To what extent is there scope for free trade agreement negotiations between Canada and Nigeria?

FAST: Bilateral merchandise trade between our two countries has more than tripled since 2006 to approximately $2.7bn in 2011, making Nigeria Canada’s largest trading partner in sub-Saharan Africa. Canadian merchandise exports to Nigeria reached $227m in 2011, while our total imports from Nigeria reached $2.49bn. The balance of trade is definitely in Nigeria’s favour. I led a trade mission to Nigeria with nearly 30 Canadian companies and organisations interested in doing business in the nation, creating partnerships with Nigerian companies and levelling the playing field.

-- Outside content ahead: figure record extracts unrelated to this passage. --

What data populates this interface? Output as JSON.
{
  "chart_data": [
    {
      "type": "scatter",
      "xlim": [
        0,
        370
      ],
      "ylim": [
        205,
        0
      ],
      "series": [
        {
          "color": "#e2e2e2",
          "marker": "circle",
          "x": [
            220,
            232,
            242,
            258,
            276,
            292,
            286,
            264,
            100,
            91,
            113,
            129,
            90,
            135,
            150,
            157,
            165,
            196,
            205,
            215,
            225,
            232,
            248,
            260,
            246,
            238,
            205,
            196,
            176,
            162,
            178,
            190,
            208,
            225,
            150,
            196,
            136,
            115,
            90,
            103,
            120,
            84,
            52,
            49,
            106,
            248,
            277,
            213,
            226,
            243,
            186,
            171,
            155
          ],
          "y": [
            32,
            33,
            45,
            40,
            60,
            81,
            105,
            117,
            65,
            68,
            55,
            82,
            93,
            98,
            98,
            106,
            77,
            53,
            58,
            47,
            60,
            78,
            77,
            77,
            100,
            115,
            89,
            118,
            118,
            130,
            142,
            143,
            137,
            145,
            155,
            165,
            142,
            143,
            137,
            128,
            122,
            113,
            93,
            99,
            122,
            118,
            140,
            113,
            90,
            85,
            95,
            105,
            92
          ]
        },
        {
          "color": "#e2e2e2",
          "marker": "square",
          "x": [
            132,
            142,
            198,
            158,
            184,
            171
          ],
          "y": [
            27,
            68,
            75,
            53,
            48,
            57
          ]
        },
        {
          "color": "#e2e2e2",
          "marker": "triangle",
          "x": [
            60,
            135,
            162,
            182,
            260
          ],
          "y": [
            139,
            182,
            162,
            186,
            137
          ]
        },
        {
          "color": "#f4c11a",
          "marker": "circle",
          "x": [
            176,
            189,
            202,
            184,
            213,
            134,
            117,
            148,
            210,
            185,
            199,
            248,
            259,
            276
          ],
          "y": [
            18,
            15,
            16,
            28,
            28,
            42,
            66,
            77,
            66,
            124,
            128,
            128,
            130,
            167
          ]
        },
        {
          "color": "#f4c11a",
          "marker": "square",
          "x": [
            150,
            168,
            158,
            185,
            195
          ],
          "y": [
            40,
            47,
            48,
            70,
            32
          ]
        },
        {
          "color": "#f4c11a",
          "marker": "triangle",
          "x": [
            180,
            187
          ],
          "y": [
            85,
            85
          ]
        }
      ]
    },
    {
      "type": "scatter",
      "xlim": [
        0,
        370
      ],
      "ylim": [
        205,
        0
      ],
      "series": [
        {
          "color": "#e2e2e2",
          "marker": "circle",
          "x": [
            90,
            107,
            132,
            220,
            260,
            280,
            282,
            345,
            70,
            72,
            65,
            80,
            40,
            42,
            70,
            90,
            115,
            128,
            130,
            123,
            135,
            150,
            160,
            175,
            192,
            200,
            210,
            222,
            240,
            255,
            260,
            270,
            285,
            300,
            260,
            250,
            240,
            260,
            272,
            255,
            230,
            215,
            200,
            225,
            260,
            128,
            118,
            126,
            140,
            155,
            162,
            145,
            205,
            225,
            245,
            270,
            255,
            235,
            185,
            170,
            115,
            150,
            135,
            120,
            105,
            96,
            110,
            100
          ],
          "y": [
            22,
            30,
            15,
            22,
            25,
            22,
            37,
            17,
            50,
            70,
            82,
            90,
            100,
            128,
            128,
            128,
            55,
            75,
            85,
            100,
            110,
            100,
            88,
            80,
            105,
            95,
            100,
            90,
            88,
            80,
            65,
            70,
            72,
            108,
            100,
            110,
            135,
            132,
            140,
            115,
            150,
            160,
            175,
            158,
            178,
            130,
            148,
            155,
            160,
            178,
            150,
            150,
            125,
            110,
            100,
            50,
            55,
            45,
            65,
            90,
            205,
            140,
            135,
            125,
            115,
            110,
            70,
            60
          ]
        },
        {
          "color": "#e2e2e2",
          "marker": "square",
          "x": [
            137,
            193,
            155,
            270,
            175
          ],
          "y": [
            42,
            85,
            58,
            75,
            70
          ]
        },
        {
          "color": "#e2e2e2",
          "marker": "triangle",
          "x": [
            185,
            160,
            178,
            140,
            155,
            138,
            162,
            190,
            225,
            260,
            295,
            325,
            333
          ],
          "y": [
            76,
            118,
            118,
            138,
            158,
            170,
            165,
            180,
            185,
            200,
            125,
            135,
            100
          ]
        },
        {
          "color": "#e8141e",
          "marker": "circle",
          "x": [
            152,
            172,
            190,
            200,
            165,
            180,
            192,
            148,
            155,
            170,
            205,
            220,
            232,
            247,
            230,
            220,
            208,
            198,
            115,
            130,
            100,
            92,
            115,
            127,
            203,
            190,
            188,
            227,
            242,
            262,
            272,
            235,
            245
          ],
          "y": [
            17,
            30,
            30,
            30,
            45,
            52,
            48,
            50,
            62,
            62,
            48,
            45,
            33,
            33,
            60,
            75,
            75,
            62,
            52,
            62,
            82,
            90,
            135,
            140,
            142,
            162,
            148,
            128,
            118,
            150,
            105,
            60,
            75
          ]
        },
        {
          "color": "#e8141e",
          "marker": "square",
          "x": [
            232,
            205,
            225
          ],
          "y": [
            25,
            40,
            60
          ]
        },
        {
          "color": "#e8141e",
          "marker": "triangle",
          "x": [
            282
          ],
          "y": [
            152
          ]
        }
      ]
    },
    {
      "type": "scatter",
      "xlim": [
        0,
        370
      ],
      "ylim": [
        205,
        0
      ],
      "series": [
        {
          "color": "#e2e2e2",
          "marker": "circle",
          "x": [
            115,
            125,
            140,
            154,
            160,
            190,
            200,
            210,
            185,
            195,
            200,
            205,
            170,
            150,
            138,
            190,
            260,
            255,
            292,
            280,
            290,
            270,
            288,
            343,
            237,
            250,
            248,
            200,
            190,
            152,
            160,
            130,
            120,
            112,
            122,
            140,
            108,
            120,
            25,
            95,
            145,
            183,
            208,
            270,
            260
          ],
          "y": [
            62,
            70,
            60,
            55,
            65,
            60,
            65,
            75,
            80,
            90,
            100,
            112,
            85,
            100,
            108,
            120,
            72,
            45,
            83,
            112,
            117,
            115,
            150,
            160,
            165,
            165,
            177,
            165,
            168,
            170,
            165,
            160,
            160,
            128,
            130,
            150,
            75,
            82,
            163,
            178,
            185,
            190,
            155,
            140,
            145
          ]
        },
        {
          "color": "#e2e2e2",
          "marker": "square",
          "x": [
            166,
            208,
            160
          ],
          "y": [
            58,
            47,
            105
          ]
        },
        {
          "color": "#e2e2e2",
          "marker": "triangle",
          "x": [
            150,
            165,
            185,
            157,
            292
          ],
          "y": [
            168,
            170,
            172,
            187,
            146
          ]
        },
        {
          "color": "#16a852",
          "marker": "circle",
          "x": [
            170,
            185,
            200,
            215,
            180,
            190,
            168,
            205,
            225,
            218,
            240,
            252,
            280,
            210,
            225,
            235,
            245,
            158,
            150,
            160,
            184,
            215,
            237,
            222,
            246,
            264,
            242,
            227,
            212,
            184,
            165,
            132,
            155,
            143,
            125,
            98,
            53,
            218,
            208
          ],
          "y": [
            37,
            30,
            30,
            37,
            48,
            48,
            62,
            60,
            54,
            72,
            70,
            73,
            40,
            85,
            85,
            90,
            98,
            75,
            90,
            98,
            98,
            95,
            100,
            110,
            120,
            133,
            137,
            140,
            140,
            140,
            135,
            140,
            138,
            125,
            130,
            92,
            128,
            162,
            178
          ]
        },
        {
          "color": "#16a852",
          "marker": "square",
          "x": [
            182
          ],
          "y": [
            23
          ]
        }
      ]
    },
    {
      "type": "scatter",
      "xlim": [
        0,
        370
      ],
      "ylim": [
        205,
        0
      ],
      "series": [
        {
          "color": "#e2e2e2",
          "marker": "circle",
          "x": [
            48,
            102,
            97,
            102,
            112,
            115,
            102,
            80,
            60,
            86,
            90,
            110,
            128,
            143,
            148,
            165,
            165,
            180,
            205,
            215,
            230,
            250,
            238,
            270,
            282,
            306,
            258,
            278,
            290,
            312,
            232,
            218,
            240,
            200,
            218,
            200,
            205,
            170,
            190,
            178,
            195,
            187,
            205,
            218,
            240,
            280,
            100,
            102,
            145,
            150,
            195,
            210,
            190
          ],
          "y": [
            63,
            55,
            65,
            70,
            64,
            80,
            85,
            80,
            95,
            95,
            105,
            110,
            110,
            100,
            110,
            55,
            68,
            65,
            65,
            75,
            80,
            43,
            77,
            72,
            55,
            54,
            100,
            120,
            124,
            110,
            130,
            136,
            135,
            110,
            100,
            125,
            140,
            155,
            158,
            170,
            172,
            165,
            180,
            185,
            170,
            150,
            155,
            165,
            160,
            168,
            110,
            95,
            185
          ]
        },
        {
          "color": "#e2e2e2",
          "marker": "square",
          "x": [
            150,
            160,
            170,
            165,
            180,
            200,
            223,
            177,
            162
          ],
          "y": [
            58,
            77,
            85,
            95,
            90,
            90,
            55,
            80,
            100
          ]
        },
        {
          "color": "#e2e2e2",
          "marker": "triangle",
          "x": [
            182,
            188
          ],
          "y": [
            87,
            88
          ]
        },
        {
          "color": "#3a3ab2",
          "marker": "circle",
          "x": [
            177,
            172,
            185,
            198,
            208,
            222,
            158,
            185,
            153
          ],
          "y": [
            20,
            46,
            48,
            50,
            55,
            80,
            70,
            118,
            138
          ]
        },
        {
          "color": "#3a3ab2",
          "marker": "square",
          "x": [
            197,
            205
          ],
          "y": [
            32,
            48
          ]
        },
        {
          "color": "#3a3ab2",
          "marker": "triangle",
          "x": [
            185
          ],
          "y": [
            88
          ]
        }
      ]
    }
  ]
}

A foreign investment promotion and protection agreement to encourage Canadian investment in Nigeria is one tool that we can use to help boost bilateral trade and investment. Such an agreement would help to provide investors with the stable, transparent and predictable environment needed to invest with greater confidence, and to further enhance both bilateral trade and the climate for investment.

What can be done to diversify trade and investment away from the extractive industries?

FAST: Trade volumes between Canada and Nigeria have climbed dramatically recently, and minerals and hydrocarbons make up a large proportion of this. Overall, the Canadian business presence in Nigeria is substantial and multifaceted. The information and communications technology – including a suite of high-tech products like Blackberry – education, engineering and transport infrastructure sectors represent an increasing portion of our bilateral trade and investment, as do hydropower, aviation and environment. We are constantly working to open new markets for Canadian companies.

While diversified trade and investment are vital to our bilateral relationship, the extractive sector can also be an important driver of sustainable economic growth and poverty reduction in developing countries, provided that an enabling environment is created. For the future prosperity of Africa, the development of mining, oil and gas resources, and infrastructure is critical. Canadian mining companies are known globally for their capabilities and corporate social responsibility practice, and can assist Nigeria in growing this sector.

How can greater trade and investment benefit the most vulnerable segments of the population?

FAST: Canada’s work in the mining and extractive sector is a prime example of how governments can foster development partnerships involving the private sector. The management of natural resources in developing countries is an important driver of sustainable economic growth by creating jobs and providing the government with revenue to deliver services to their citizens.